Massimiliano Giornetti, who was creative director of Salvatore Ferragamo, has also been hired to oversee the design of the clothes which will retain its Chinese heritage and aesthetics but are now all made in Italy.
It’s not going to be a walk in the park given the challenging retail climate and Mr Bastagli is fully aware of it. But given his four-decade-plus experience in the fashion industry and the team he has assembled, Shanghai Tang’s revival already has a swagger.
Some industry insiders have said the sale of Shanghai Tang was due to Richemont deeming it as under-performing. What convinced you to buy it?
I do not agree with that because Richemont is strong and powerful so they can afford to reorganise and turn Shanghai Tang around if they wanted to. The real reason is that, when I met Mr (Johann Peter) Rupert (Chairman of Richemont), he asked me which of his company’s fashion brands had the longest appeal. I told him it was Shanghai Tang because it’s Chinese and has a fantastic expression of both the culture and luxury. Sooner or later, the Chinese will want a high end brand that they can call their own instead of something that is Italian or French. For me, it’s about making Shanghai Tang a top quality brand and then re-exporting a part of Chinese culture around the world because that is so fascinating and different.
Was that your first brush with Shanghai Tang?
No, I met David Tang in 1994 when he opened the first shop in Hong Kong. He was an art collector like me and I admired him for his creativity and never expected to one day be able to own the brand. And all of this happened because of my good relationship with Mr Rupert who said, “Since you love the company so much, why don’t you buy it for yourself?” I asked a friend, “Would you like to join me?”, he said yes, and in six months, we bought the company.
What are your plans for it now?
Shanghai Tang used to be recognised for its style but we want it to be known for its quality now. We would like to reposition the brand and use it to create a link between East and West. Society has become globalised today and I want to give Shanghai Tang a better identity. My son will also be helping me because he is a millennial and he is on the Internet from morning to night, which I’m not. But the world is closer now because of social media – that is the future – so it is going to be an important (part of the rebranding).
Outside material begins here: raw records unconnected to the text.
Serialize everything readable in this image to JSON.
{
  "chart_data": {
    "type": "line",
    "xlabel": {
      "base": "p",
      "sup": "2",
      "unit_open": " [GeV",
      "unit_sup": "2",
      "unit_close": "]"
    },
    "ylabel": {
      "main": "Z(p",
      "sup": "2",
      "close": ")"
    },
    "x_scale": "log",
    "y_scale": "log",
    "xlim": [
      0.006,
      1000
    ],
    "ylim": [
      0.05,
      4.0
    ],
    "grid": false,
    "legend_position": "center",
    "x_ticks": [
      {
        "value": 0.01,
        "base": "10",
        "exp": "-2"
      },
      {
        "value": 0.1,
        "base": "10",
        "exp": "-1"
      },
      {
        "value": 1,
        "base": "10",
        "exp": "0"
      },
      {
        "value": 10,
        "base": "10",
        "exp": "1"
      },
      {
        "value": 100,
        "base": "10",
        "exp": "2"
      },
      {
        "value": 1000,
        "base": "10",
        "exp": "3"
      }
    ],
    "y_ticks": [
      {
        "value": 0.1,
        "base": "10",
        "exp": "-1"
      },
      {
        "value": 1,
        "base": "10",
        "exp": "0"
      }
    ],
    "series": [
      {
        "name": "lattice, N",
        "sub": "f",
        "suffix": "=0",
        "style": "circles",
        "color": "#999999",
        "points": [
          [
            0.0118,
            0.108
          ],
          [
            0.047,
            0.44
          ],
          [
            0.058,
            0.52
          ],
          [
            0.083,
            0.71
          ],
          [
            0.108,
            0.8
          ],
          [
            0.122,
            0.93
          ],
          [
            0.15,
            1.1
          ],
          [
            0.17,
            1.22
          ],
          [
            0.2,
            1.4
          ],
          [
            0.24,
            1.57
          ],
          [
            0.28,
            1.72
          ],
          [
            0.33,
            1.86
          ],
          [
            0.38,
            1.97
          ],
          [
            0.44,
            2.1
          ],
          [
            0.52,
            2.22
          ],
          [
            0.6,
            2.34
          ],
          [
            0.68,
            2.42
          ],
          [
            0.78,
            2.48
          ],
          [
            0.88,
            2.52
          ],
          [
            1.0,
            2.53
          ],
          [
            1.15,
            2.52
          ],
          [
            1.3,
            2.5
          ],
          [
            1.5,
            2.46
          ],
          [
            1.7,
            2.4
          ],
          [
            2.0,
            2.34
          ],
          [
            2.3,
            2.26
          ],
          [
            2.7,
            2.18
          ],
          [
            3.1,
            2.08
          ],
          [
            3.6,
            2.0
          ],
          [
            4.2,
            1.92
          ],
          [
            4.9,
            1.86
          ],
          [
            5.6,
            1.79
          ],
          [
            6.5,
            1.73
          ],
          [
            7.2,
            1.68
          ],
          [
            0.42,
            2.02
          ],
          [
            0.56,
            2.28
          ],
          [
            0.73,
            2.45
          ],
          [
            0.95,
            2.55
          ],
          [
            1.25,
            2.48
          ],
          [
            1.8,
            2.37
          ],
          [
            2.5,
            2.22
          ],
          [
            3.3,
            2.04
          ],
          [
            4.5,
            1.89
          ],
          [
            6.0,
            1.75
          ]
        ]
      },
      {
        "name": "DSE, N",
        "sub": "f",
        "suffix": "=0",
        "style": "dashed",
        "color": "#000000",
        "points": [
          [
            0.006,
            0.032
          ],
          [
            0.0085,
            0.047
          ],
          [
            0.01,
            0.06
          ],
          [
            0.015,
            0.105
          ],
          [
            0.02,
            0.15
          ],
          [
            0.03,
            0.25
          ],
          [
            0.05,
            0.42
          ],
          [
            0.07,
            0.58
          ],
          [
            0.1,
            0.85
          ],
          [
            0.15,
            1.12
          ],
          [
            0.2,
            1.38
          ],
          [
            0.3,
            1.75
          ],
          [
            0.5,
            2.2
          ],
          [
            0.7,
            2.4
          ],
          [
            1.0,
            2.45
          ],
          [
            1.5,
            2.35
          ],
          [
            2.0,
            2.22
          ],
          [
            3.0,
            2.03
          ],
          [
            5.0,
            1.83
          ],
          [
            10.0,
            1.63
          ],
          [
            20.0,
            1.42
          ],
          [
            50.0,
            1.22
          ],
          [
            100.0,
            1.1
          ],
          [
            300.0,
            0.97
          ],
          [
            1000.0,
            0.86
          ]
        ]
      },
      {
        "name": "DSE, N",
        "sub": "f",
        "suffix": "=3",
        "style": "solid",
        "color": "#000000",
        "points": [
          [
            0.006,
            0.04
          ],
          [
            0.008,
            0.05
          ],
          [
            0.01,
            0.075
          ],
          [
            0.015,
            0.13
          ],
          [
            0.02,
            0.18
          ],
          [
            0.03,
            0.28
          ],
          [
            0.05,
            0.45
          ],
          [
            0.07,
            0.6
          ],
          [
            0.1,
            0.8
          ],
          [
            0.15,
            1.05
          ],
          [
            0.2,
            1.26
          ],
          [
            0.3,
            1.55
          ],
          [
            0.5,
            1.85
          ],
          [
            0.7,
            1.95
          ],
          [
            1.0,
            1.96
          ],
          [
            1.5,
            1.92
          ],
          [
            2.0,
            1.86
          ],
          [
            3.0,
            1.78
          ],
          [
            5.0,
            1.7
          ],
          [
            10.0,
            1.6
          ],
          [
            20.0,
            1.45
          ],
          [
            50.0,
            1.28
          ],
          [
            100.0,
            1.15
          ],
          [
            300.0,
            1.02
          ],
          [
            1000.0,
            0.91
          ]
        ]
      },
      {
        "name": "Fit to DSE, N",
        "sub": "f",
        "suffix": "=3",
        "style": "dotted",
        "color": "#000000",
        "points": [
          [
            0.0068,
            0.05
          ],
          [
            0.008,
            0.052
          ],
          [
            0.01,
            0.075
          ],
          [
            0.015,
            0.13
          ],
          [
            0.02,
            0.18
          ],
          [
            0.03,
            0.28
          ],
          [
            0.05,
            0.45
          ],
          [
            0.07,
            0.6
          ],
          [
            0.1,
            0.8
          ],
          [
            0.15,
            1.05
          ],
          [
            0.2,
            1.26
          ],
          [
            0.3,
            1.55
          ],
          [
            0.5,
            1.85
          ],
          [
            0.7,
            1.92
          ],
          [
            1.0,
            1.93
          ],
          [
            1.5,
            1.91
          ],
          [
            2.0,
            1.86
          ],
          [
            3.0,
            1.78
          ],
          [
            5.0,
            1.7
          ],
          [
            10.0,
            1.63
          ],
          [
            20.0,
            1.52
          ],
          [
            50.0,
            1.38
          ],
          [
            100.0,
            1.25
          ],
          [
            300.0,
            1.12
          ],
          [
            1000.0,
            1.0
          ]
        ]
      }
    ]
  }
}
How confident are you of succeeding in this current retail climate where physical stores are generally struggling against online ones?
All our cabinets are full of stuff so I’m sure nobody buys anything now out of need – a purchase will be based on emotion and that is a keyword in retail now… The Kardashian sisters put their name on a lousy piece of t-shirt produced in the cheapest factory in Bangladesh but it sells out in ten days – to me, I don’t think that will last very long because it seems too easy. That is about jumping on the right horse at the right time but you can’t get the right horse every day so you need to be prepared… All that is progress and you can’t stop it, but I don’t think the old world is going to die so soon such that retail shops will all close down. There is a certain pleasure in walking into a boutique and touching something before you buy it. It doesn’t mean retail will go back to its old days but there will be room for everybody.
You work in fashion and you collect art. Which is bigger – your wardrobe or art collection?
Art. My wardrobe is nice – it’s very neat, divided by colours, materials – and feels like you are in a shop, but my book collection, marbles, statues and paintings are even more well-kept. Put it this way, several people have seen my wardrobe but very few are invited to my library. For me, art is purely for pleasure and passion.